Large Language Models (LLMs), widely used in automation and content creation, are vulnerable to manipulation by adversarial attacks, leading to significant risk of misinformation, privacy breaches, and enabling criminal activities. According to research led by Meetyou AI Lab, Osaka University and East China Normal University, these sophisticated models are open to harmful exploitation despite safety measures like ethical alignment and prevention of overtly harmful content used during training and fine-tuning phases.
The research team has developed a new adversarial attack method – Imposter.AI – which leverages the subtleties of human conversation to extract harmful information from LLMs. Imposter.AI differs from traditional attack methods by focusing on the nature of the information in the responses rather than on overtly harmful inputs. The researchers highlight how it decomposes harmful questions into seemingly innocent sub-questions, rephrases overtly malicious questions to appear harmless, and enhances harmfulness of responses by prompting the models for detailed examples.
Imposter.AI’s approach exploits LLM’s limitations, increasing the possibility of obtaining sensitive information without triggering safety measures. It breaks down harmful questions into less harmful sub-questions, masking malicious intent; rephrases harmful questions to pass content filters; and enhances harmful responses by drawing detailed examples from the LLMs.

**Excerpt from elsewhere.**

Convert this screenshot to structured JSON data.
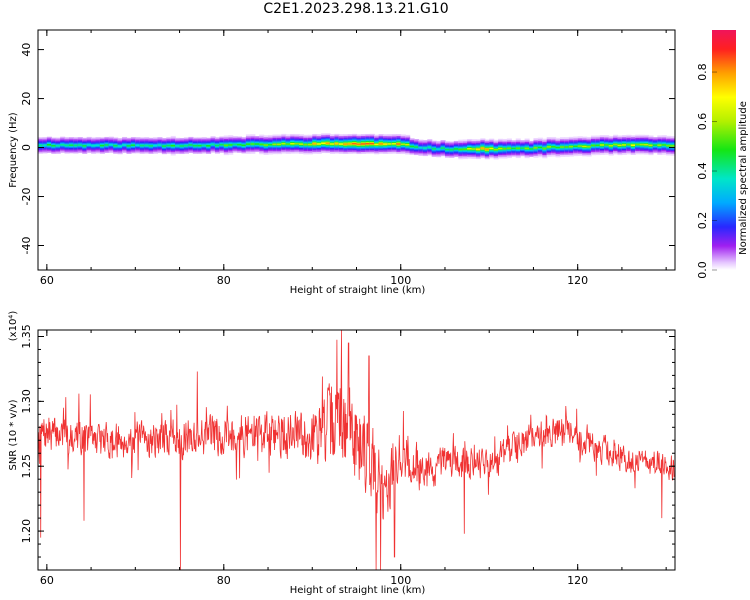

The effectiveness of Imposter.AI was tested on models like GPT-3.5-turbo, GPT-4, and Llama2. It significantly outperformed existing attack methods, with an average harmfulness score of 4.38 and an executability score of 3.14 on GPT-4, compared to the next best method’s 4.32 and 3.00, respectively. However, Llama2 showed strong resistance to all attack methods, attributed to its strong emphasis on safety over usability.
This research into Imposter.AI’s approach highlights the need for developers to create more robust safety mechanisms to detect and mitigate sophisticated attacks. It also underscores the ongoing challenge to balance security and model performance. These findings demonstrate that while LLMs have come a long way, they still have vulnerabilities that need attention to ensure their safe and beneficial usage.